The university has previously bestowed the following honors upon Davis:
- OSU Distinguished Alumni Award in 1999;
- OSU’s residential Davis Hall was named in her honor in 2001;
- The university celebrates “Nancy Randolph Davis Day” each February;
- OSU College of Human Sciences’ Enhancing Human Lives Award in 2009;
- Inducted into OSU’s Greek Hall of Fame in 2012;
- Inducted into OSU’s Hall of Fame in 2018;
- Bronze sculpture in her likeness unveiled in the courtyard of the then-Human Sciences building in 2019.
The state of Oklahoma honored Davis in 2018 by naming a three-mile stretch of Interstate 35 West in Stillwater the Nancy Randolph Davis Memorial Highway.

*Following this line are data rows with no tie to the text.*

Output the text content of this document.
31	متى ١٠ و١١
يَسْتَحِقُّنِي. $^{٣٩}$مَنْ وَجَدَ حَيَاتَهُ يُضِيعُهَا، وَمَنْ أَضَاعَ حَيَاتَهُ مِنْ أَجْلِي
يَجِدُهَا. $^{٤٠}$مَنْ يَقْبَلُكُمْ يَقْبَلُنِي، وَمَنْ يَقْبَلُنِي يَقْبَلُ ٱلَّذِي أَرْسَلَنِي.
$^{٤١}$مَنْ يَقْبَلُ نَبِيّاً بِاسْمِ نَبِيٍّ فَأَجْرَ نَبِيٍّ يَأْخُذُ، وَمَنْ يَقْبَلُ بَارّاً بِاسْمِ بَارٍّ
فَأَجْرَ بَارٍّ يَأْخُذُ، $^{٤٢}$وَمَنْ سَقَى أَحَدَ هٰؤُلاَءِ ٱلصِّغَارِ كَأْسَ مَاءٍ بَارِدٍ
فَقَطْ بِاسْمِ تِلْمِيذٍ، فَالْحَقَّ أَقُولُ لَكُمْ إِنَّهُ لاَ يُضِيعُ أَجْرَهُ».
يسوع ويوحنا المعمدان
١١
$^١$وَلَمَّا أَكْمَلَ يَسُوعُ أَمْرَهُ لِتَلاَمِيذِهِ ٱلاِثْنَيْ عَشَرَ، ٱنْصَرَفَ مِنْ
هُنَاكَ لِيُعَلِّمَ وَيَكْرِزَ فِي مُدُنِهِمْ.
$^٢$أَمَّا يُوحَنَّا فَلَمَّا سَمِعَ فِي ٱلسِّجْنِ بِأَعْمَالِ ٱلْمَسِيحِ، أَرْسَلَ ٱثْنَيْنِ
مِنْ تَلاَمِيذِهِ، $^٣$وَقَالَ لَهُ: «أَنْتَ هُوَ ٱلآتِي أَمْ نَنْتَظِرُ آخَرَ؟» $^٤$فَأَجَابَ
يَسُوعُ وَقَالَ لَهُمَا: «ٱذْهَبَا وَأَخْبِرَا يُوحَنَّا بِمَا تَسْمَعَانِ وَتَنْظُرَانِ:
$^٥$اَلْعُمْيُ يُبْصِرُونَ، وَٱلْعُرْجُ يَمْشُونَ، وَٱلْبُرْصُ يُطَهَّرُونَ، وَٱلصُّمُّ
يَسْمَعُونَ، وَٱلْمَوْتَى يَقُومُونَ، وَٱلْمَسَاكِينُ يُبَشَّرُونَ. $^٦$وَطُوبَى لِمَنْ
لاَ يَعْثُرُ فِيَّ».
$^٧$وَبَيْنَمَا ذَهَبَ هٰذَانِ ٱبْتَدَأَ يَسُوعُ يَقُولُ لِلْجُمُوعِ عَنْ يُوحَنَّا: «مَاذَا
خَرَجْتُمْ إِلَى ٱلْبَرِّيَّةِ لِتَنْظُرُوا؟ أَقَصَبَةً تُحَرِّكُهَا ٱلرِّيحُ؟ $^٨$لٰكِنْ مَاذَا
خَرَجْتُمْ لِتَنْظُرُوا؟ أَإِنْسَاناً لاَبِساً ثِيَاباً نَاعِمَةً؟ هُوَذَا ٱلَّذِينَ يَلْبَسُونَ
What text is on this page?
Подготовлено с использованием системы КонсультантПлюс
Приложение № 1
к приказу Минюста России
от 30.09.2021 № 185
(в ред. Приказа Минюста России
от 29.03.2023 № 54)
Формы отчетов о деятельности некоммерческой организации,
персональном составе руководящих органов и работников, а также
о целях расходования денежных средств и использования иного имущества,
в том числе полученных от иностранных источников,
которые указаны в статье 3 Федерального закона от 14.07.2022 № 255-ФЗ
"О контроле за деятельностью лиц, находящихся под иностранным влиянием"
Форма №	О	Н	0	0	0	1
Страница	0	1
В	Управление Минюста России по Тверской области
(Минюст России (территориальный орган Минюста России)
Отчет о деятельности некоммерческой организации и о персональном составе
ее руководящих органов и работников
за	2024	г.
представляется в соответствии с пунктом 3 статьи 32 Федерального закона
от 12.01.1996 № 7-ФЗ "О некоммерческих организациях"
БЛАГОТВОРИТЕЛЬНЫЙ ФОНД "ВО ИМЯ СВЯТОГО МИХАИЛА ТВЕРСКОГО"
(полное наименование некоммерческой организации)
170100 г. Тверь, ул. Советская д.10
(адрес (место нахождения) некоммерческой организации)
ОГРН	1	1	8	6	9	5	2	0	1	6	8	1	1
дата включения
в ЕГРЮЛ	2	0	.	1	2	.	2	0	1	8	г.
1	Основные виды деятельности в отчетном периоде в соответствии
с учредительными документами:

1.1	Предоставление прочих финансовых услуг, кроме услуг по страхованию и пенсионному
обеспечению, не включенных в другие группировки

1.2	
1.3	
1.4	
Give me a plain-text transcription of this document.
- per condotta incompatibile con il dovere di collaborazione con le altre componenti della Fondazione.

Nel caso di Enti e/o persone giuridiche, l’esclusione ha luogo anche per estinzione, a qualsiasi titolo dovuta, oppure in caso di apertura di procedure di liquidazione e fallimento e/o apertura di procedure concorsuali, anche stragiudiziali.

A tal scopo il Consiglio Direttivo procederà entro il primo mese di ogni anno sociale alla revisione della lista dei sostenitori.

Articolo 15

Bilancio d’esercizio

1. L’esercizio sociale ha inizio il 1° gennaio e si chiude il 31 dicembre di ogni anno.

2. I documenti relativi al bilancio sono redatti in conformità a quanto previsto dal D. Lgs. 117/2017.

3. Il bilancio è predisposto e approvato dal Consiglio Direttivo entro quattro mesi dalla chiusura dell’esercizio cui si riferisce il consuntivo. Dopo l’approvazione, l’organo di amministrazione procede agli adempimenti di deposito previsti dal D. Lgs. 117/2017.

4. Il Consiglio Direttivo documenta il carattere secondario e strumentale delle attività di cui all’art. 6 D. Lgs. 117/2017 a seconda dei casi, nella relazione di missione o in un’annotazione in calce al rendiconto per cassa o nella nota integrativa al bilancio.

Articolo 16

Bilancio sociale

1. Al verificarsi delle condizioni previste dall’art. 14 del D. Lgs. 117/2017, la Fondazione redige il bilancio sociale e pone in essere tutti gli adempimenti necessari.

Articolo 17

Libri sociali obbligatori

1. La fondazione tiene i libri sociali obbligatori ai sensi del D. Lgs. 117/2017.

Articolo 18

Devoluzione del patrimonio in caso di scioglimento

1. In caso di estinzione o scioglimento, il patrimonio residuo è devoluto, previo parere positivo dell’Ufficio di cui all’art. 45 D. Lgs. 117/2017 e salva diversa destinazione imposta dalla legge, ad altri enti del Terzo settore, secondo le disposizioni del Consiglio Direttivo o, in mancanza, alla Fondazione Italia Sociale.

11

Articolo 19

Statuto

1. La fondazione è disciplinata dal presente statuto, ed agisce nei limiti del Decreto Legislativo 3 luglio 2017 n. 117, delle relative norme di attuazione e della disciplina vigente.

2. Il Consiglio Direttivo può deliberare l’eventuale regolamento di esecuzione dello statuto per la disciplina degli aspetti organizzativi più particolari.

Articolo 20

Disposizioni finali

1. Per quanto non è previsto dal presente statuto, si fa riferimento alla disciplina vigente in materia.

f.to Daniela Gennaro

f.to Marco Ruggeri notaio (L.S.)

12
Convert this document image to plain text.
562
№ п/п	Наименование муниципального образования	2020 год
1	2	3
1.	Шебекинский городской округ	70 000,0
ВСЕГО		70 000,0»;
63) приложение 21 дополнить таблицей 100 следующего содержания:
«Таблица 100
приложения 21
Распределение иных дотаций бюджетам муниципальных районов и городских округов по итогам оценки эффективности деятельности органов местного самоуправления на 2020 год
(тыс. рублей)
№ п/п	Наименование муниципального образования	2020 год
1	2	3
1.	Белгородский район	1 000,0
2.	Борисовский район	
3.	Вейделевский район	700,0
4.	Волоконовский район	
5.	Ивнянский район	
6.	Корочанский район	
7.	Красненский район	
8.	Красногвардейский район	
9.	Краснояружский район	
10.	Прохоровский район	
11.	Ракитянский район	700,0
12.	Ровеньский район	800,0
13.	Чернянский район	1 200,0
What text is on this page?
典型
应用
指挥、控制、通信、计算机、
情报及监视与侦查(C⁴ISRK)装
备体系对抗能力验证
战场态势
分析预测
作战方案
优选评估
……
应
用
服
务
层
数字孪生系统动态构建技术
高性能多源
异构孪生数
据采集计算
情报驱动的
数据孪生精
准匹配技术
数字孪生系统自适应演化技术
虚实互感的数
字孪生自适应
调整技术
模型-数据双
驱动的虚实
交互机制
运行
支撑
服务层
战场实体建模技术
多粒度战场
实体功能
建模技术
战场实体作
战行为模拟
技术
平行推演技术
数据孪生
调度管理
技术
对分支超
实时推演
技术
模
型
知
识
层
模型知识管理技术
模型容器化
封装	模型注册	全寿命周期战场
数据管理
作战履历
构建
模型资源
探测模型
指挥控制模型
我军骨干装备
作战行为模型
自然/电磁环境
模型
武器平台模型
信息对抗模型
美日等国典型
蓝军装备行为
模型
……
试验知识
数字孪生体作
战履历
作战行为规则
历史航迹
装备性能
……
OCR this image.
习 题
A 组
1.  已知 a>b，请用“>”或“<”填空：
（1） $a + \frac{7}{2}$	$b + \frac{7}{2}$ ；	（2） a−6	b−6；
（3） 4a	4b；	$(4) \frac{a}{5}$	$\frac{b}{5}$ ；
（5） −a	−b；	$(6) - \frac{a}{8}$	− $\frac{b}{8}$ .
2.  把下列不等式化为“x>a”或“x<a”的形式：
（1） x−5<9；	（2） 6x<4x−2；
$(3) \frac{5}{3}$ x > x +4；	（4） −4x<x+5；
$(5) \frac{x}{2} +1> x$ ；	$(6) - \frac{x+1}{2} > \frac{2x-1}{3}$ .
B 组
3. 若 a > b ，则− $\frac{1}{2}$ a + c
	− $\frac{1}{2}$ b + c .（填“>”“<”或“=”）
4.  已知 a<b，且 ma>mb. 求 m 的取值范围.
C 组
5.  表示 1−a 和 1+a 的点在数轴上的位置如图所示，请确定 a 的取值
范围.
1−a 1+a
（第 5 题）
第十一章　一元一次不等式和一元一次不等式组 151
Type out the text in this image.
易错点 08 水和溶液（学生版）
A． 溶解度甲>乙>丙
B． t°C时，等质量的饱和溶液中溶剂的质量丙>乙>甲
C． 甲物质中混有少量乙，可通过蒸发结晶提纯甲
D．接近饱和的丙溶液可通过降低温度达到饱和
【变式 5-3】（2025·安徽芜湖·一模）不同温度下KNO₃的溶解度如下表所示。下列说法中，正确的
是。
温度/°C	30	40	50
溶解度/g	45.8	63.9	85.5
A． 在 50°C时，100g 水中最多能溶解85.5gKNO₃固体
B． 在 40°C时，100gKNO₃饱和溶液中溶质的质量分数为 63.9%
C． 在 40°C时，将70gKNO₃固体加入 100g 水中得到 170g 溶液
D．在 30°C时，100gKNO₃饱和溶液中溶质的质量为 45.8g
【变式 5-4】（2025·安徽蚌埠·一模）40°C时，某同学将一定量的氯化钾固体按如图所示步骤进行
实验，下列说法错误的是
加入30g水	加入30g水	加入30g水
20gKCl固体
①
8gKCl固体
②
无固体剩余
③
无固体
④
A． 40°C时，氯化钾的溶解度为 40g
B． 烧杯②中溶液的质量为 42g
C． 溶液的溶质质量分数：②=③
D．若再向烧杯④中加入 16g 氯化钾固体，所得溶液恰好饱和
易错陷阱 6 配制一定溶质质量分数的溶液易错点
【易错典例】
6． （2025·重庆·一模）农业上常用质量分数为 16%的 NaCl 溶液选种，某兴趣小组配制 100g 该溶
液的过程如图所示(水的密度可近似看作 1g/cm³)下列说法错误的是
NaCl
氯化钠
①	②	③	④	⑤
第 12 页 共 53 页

Davis died at the age of 88 in 2015.
“But stories of her passion, dedication and commitment to public education live on. Davis influenced thousands of students and their families and inspired others to fight through adversity to pursue their dreams. She also did not shy away from supporting social changes in Oklahoma,” the news release states. “Throughout her life, she took an active role in the civil rights movement in Oklahoma, including working as an adviser to the Oklahoma City National Association for the Advancement of Colored People Youth Council.”
The two buildings that are being renamed after Davis are not the same two buildings that were once named after former Oklahoma Governor William H. “Alfalfa Bill” Murray, according to Monica Roberts, OSU’s Director of Media Relations.
The Board of Regents voted in June to remove Murray’s name from two buildings. Murray, the ninth governor of the state from 1931 to 1935, supported racist policies, including segregation and Jim Crow laws, which stripped black Oklahomans of Constitutional rights such as voting.
Students, staff, faculty and alumni provided input to get Human Sciences and Human Sciences West renamed in honor of Davis, according to Dr. Stephan M. Wilson, interim dean of the College of Education and Human Sciences, who met Davis in 2008 when she received the Oklahoma Human Rights Commission’s Lifetime Achievement Award.
“She absolutely symbolically embodies these two colleges coming together. She was a powerful advocate and spokesperson for the whole idea of home economics … making sure people had access to and had the tools to best manage their food, clothing, shelter, the close relationships and family resources. She believed passionately about why that belonged in public schools because it could help so many students improve their lives,” Wilson said. “We are very proud to have been some small part of her life and be able to claim some small part of her legacy, which remains active now more than ever.”